You Asked For It… (from our Sunday Discussion on Divorce)

You Asked For It… (from our Sunday Discussion on Divorce)

Posted on: | Written by: in From The Pastor

Before I address a couple questions that have been asked let me say once again that when we disobey God’s instructions on marriage (1 man… 1 women… for life… if Christian both Christians) we head into murky territory. Unlike many sins (if I lie I can go tell the truth or if I steal I can return what I stole) there is no way to go back and set things perfectly right. That leaves us simply trying to do the best to move forward and do things right from now on while knowing some of the damage can never be made right.

Several people asked me about abuse situations.  I don’t see the Bible saying it’s a direct reason for divorce. BUT,  I don’t believe God, or any intructions in the Bible, would have someone stay in a dangerous situation for themselves or their kids. My initial advice is always to immediately get out of danger and find a safe place to stay and seek reconciliation from a distance. Then I think we follow the instructions in Mt. 18:15-18.

Mt. 18:15-18

15 “If your brother or sister sins, go and point out their fault, just between the two of you. If they listen to you, you have won them over. 16 But if they will not listen, take one or two others along, so that ‘every matter may be established by the testimony of two or three witnesses.’ 17 If they still refuse to listen, tell it to the church; and if they refuse to listen even to the church, treat them as you would a pagan or a tax collector.

18 “Truly I tell you, whatever you bind on earth will be bound in heaven, and whatever you loose on earth will be loosed in heaven.

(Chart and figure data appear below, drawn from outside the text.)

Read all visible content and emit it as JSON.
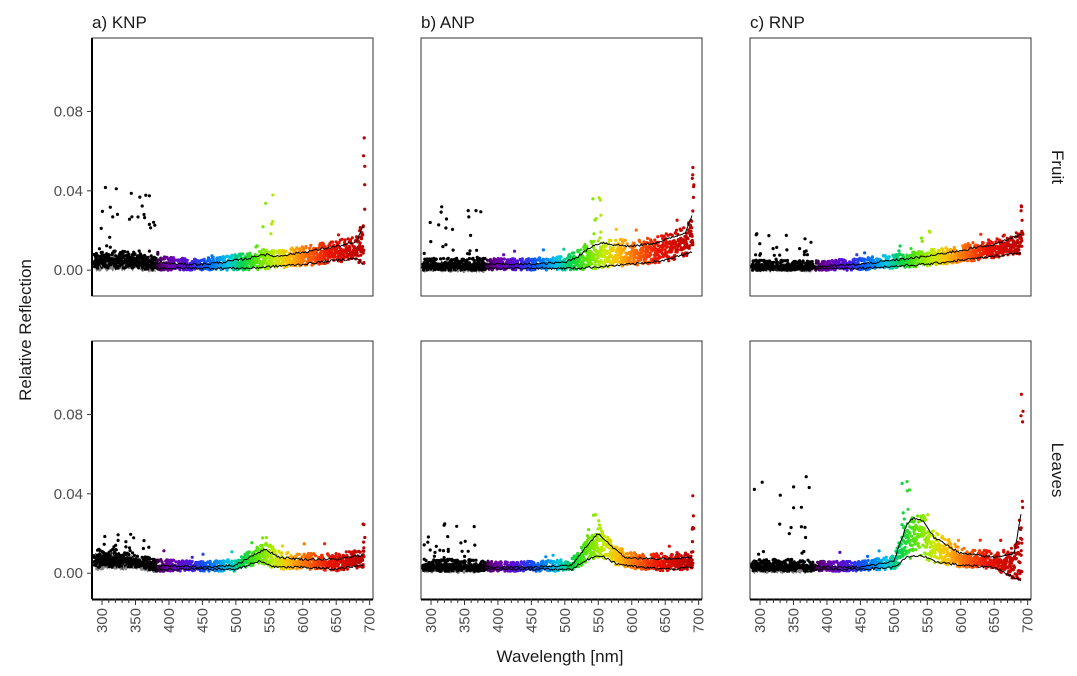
{
  "chart_data": {
    "type": "scatter",
    "xlabel": "Wavelength [nm]",
    "ylabel": "Relative Reflection",
    "xlim": [
      285,
      705
    ],
    "ylim": [
      -0.013,
      0.117
    ],
    "x_ticks": [
      300,
      350,
      400,
      450,
      500,
      550,
      600,
      650,
      700
    ],
    "y_ticks": [
      0.0,
      0.04,
      0.08
    ],
    "y_tick_labels": [
      "0.00",
      "0.04",
      "0.08"
    ],
    "columns": [
      "a) KNP",
      "b) ANP",
      "c) RNP"
    ],
    "rows": [
      "Fruit",
      "Leaves"
    ],
    "grid": false,
    "color_scale": "wavelength rainbow (black below 380 nm, violet 400, blue 450, cyan 490, green 520-550, yellow 575, orange 600, red 650, dark red 700)",
    "panels": [
      {
        "column": "a) KNP",
        "row": "Fruit",
        "upper_curve": [
          [
            290,
            0.006
          ],
          [
            320,
            0.007
          ],
          [
            350,
            0.006
          ],
          [
            380,
            0.004
          ],
          [
            420,
            0.003
          ],
          [
            450,
            0.003
          ],
          [
            480,
            0.004
          ],
          [
            520,
            0.006
          ],
          [
            540,
            0.008
          ],
          [
            560,
            0.007
          ],
          [
            600,
            0.009
          ],
          [
            650,
            0.012
          ],
          [
            680,
            0.014
          ],
          [
            690,
            0.022
          ]
        ],
        "lower_curve": [
          [
            290,
            0.002
          ],
          [
            320,
            0.002
          ],
          [
            350,
            0.002
          ],
          [
            380,
            0.001
          ],
          [
            450,
            0.001
          ],
          [
            520,
            0.001
          ],
          [
            560,
            0.002
          ],
          [
            600,
            0.003
          ],
          [
            650,
            0.005
          ],
          [
            680,
            0.006
          ],
          [
            690,
            0.003
          ]
        ],
        "point_max": 0.071
      },
      {
        "column": "b) ANP",
        "row": "Fruit",
        "upper_curve": [
          [
            290,
            0.003
          ],
          [
            350,
            0.003
          ],
          [
            400,
            0.003
          ],
          [
            450,
            0.003
          ],
          [
            500,
            0.004
          ],
          [
            520,
            0.007
          ],
          [
            540,
            0.012
          ],
          [
            555,
            0.014
          ],
          [
            570,
            0.013
          ],
          [
            600,
            0.012
          ],
          [
            640,
            0.014
          ],
          [
            680,
            0.019
          ],
          [
            690,
            0.028
          ]
        ],
        "lower_curve": [
          [
            290,
            0.001
          ],
          [
            350,
            0.001
          ],
          [
            450,
            0.001
          ],
          [
            520,
            0.001
          ],
          [
            560,
            0.002
          ],
          [
            600,
            0.003
          ],
          [
            650,
            0.005
          ],
          [
            690,
            0.009
          ]
        ],
        "point_max": 0.058
      },
      {
        "column": "c) RNP",
        "row": "Fruit",
        "upper_curve": [
          [
            290,
            0.002
          ],
          [
            350,
            0.002
          ],
          [
            400,
            0.002
          ],
          [
            450,
            0.003
          ],
          [
            500,
            0.005
          ],
          [
            550,
            0.007
          ],
          [
            600,
            0.01
          ],
          [
            650,
            0.013
          ],
          [
            690,
            0.018
          ]
        ],
        "lower_curve": [
          [
            290,
            0.001
          ],
          [
            400,
            0.001
          ],
          [
            450,
            0.001
          ],
          [
            500,
            0.002
          ],
          [
            550,
            0.003
          ],
          [
            600,
            0.005
          ],
          [
            650,
            0.007
          ],
          [
            690,
            0.009
          ]
        ],
        "point_max": 0.033
      },
      {
        "column": "a) KNP",
        "row": "Leaves",
        "upper_curve": [
          [
            290,
            0.009
          ],
          [
            320,
            0.009
          ],
          [
            350,
            0.007
          ],
          [
            380,
            0.004
          ],
          [
            450,
            0.003
          ],
          [
            500,
            0.004
          ],
          [
            530,
            0.01
          ],
          [
            545,
            0.012
          ],
          [
            565,
            0.008
          ],
          [
            600,
            0.007
          ],
          [
            650,
            0.007
          ],
          [
            690,
            0.009
          ]
        ],
        "lower_curve": [
          [
            290,
            0.004
          ],
          [
            350,
            0.004
          ],
          [
            380,
            0.002
          ],
          [
            450,
            0.002
          ],
          [
            500,
            0.002
          ],
          [
            535,
            0.006
          ],
          [
            560,
            0.003
          ],
          [
            600,
            0.003
          ],
          [
            650,
            0.002
          ],
          [
            690,
            0.004
          ]
        ],
        "point_max": 0.025
      },
      {
        "column": "b) ANP",
        "row": "Leaves",
        "upper_curve": [
          [
            290,
            0.004
          ],
          [
            350,
            0.004
          ],
          [
            400,
            0.003
          ],
          [
            450,
            0.003
          ],
          [
            510,
            0.004
          ],
          [
            535,
            0.015
          ],
          [
            550,
            0.02
          ],
          [
            565,
            0.015
          ],
          [
            590,
            0.008
          ],
          [
            640,
            0.007
          ],
          [
            690,
            0.008
          ]
        ],
        "lower_curve": [
          [
            290,
            0.002
          ],
          [
            350,
            0.002
          ],
          [
            450,
            0.002
          ],
          [
            510,
            0.002
          ],
          [
            540,
            0.008
          ],
          [
            555,
            0.009
          ],
          [
            575,
            0.005
          ],
          [
            610,
            0.003
          ],
          [
            660,
            0.002
          ],
          [
            690,
            0.003
          ]
        ],
        "point_max": 0.042
      },
      {
        "column": "c) RNP",
        "row": "Leaves",
        "upper_curve": [
          [
            290,
            0.004
          ],
          [
            350,
            0.004
          ],
          [
            400,
            0.003
          ],
          [
            450,
            0.003
          ],
          [
            500,
            0.006
          ],
          [
            520,
            0.025
          ],
          [
            530,
            0.028
          ],
          [
            545,
            0.026
          ],
          [
            560,
            0.018
          ],
          [
            600,
            0.01
          ],
          [
            650,
            0.008
          ],
          [
            680,
            0.01
          ],
          [
            690,
            0.03
          ]
        ],
        "lower_curve": [
          [
            290,
            0.002
          ],
          [
            350,
            0.002
          ],
          [
            450,
            0.002
          ],
          [
            500,
            0.003
          ],
          [
            520,
            0.008
          ],
          [
            540,
            0.009
          ],
          [
            560,
            0.006
          ],
          [
            600,
            0.004
          ],
          [
            650,
            0.003
          ],
          [
            690,
            -0.004
          ]
        ],
        "point_max": 0.093
      }
    ]
  }
}
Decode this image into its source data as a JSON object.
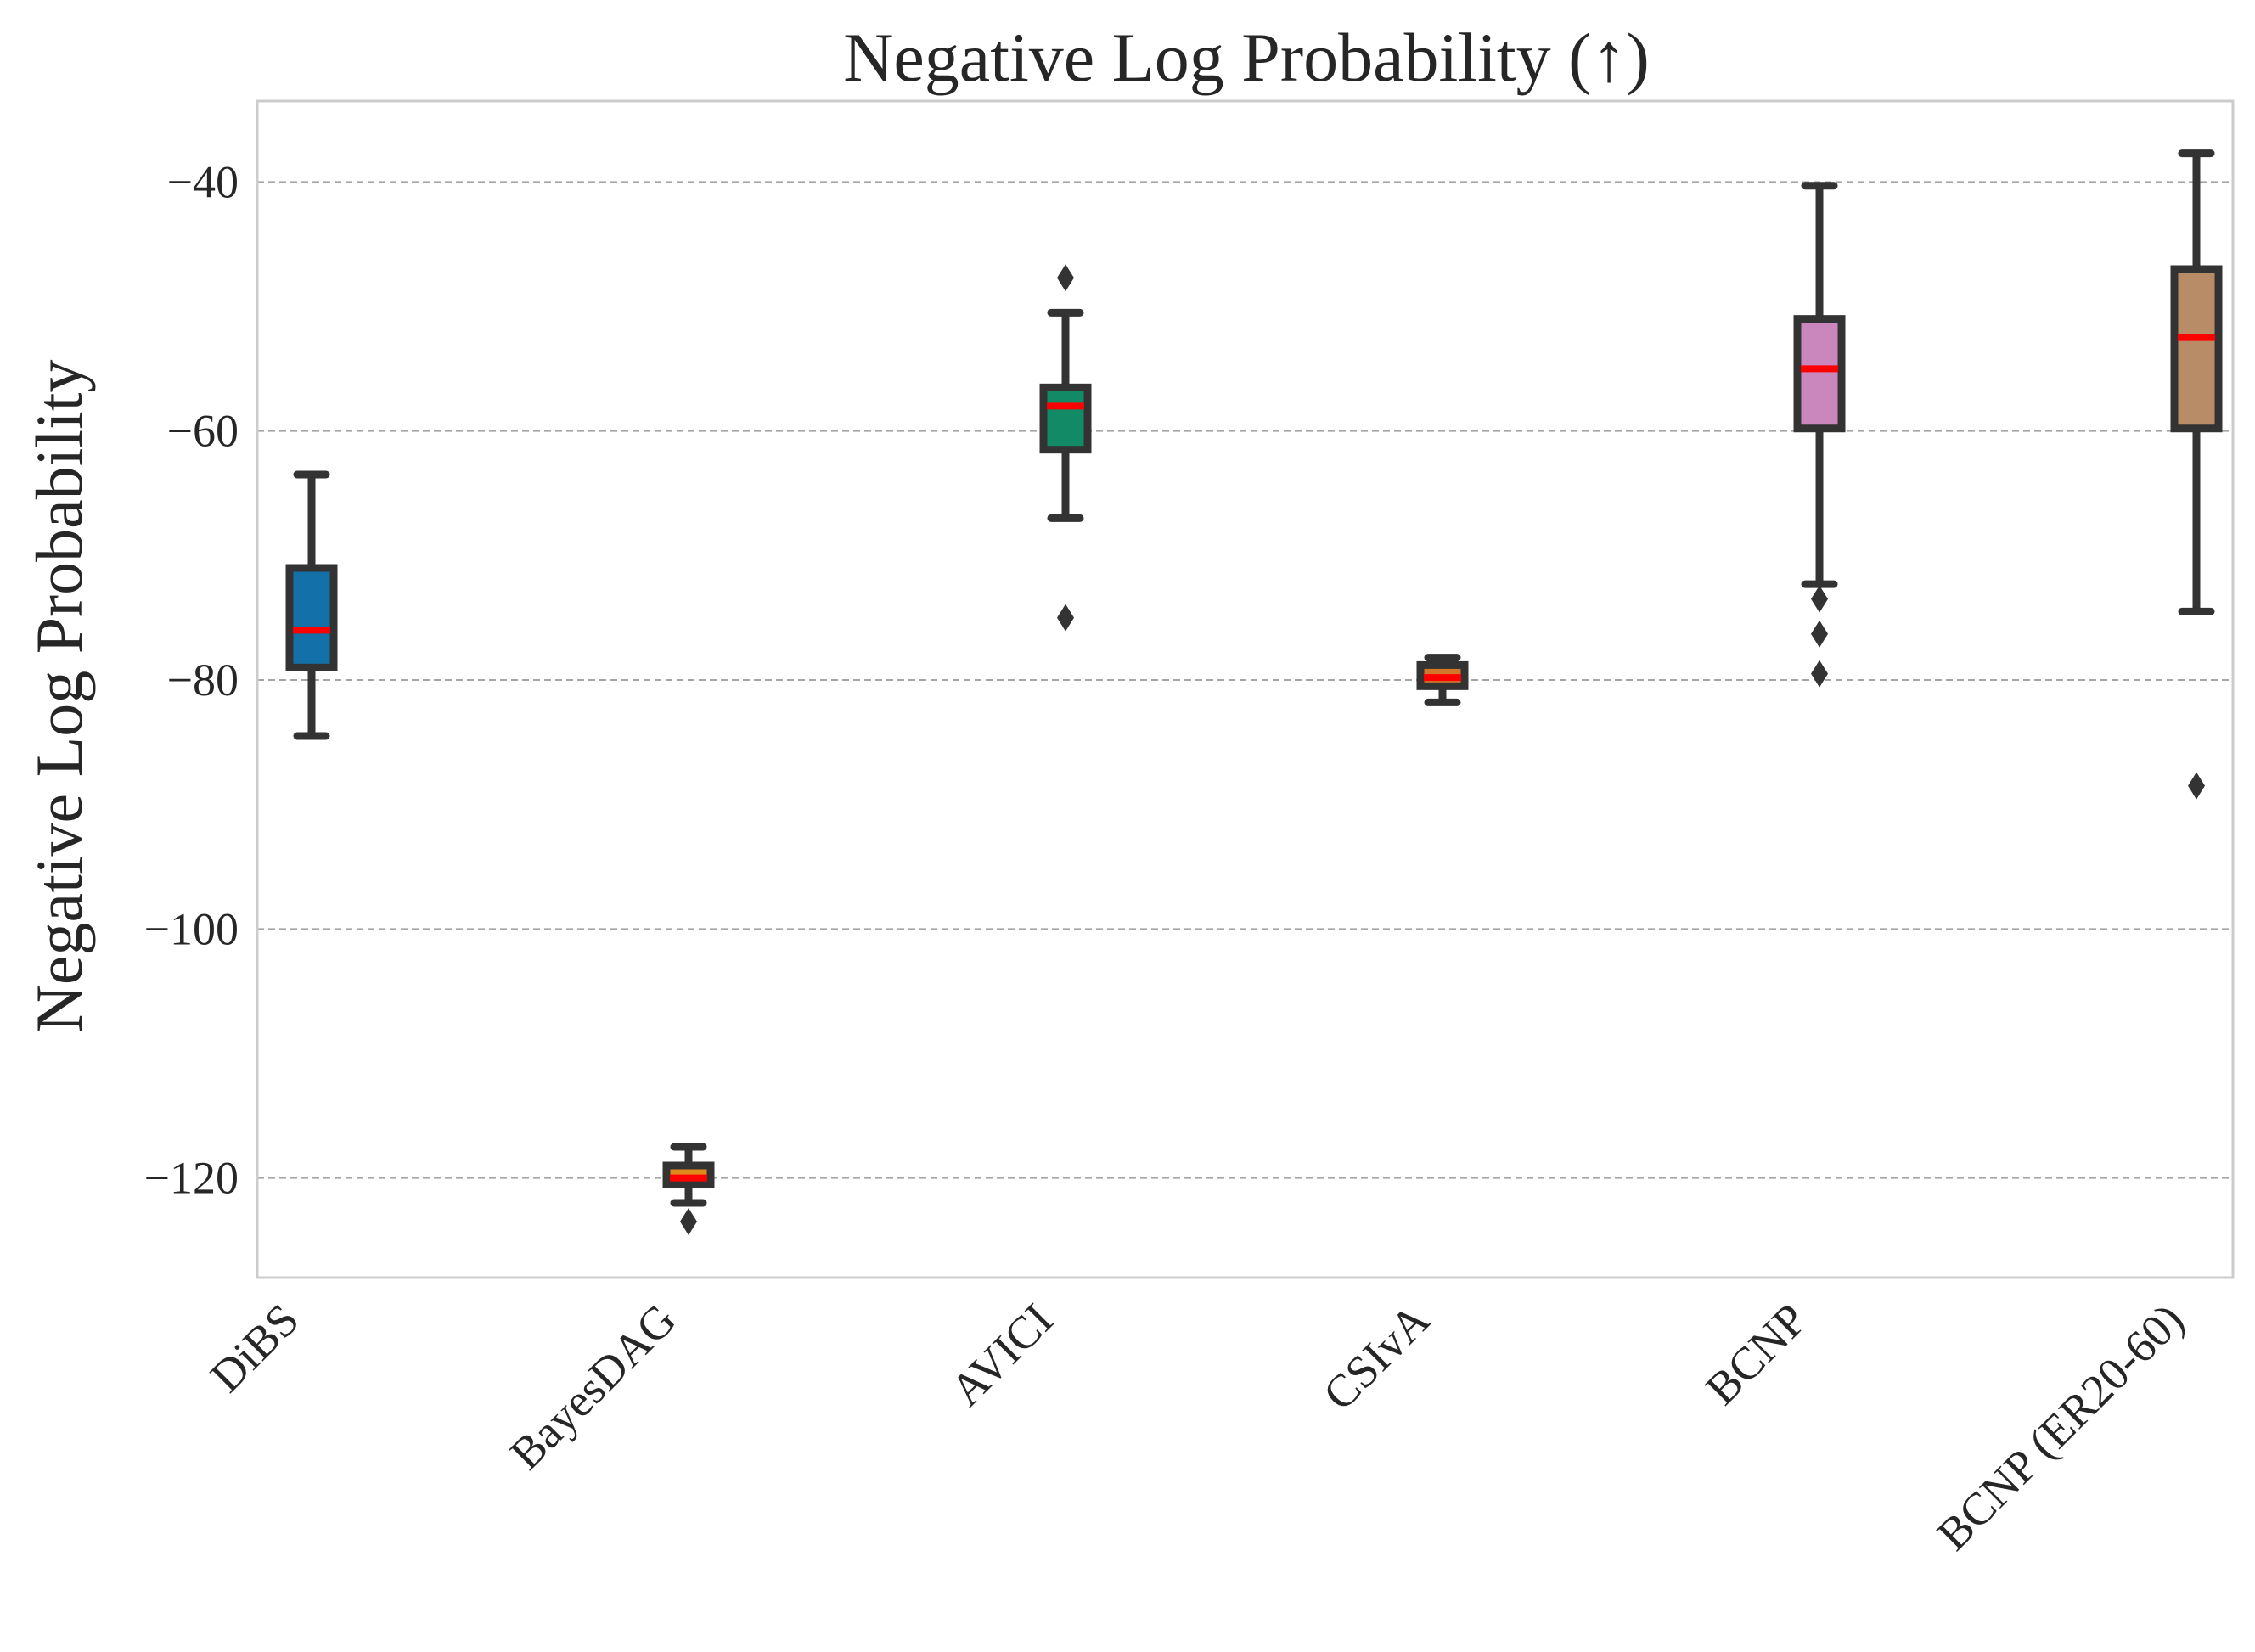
{
  "chart_data": {
    "type": "box",
    "title": "Negative Log Probability (↑)",
    "xlabel": "",
    "ylabel": "Negative Log Probability",
    "ylim": [
      -128,
      -33.5
    ],
    "yticks": [
      -40,
      -60,
      -80,
      -100,
      -120
    ],
    "ytick_labels": [
      "−40",
      "−60",
      "−80",
      "−100",
      "−120"
    ],
    "grid": "horizontal-dashed",
    "colors": {
      "box_edge": "#333333",
      "median": "#ff0000",
      "grid": "#a6a6a6",
      "frame": "#cccccc"
    },
    "boxes": [
      {
        "category": "DiBS",
        "color": "#1470a8",
        "whisker_low": -84.5,
        "q1": -79.0,
        "median": -76.0,
        "q3": -71.0,
        "whisker_high": -63.5,
        "outliers": []
      },
      {
        "category": "BayesDAG",
        "color": "#e08a1e",
        "whisker_low": -122.0,
        "q1": -120.5,
        "median": -120.0,
        "q3": -119.0,
        "whisker_high": -117.5,
        "outliers": [
          -123.5
        ]
      },
      {
        "category": "AVICI",
        "color": "#138a66",
        "whisker_low": -67.0,
        "q1": -61.5,
        "median": -58.0,
        "q3": -56.5,
        "whisker_high": -50.5,
        "outliers": [
          -47.7,
          -75.0
        ]
      },
      {
        "category": "CSIvA",
        "color": "#d0772a",
        "whisker_low": -81.8,
        "q1": -80.5,
        "median": -79.8,
        "q3": -78.8,
        "whisker_high": -78.2,
        "outliers": []
      },
      {
        "category": "BCNP",
        "color": "#c987bd",
        "whisker_low": -72.3,
        "q1": -59.8,
        "median": -55.0,
        "q3": -51.0,
        "whisker_high": -40.3,
        "outliers": [
          -73.5,
          -76.3,
          -79.5
        ]
      },
      {
        "category": "BCNP (ER20-60)",
        "color": "#b98c68",
        "whisker_low": -74.5,
        "q1": -59.8,
        "median": -52.5,
        "q3": -47.0,
        "whisker_high": -37.7,
        "outliers": [
          -88.5
        ]
      }
    ]
  }
}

So we bring other Christians in to confront and help the situation (if both parties are believers.) If they are not both believers I think you can seek reconciliation at a distance but if the non-Christian partner decides they don’t want to honor the marriage I think there is biblical precedence to say let them go.  But, under no situation do I see someone needing to stay physically in an abusive situation.

Someone also asked about the instructions in Mt. 18… What does “treat them like pagans and tax collectors” mean? Some have suggested that Jesus ate and spent time with “pagans” and “tax collectors”.  He didn’t, however,  seem to let them into His intimate circle of friends or offer them other benefits of a close relationship with Him unless there was repentance.  I think that’s a reasonable application of this passage. I think 1 Cor. 5:9-12  gives some similar instructions that may bring some insight.

1 Cor. 5:9-12

9 I wrote to you in my letter not to associate with sexually immoral people— 10 not at all meaning the people of this world who are immoral, or the greedy and swindlers, or idolaters. In that case you would have to leave this world. 11 But now I am writing to you that you must not associate with anyone who claims to be a brother or sister but is sexually immoral or greedy, an idolater or slanderer, a drunkard or swindler. Do not even eat with such people.

12 What business is it of mine to judge those outside the church? Are you not to judge those inside?

If someone has claimed to be a Christian we, as brothers and sisters, are to hold them accountable to that commitment and sometimes that means really tough love like having nothing to do with them until they repent. The goal is not to beat them up as punishment but to create enough pain from the loss of community that they will repent. I think this is also an option that applies to how we try to restore “brothers and sisters” who are unrepentant of sin.

Both of these options, however, involve some measure of distancing ourselves from unrepentent fellow believers which seems to be the principle.

I’m interested to hear others thoughts. I think conversations like this help sharpen us all and teach us better how to love God and each other.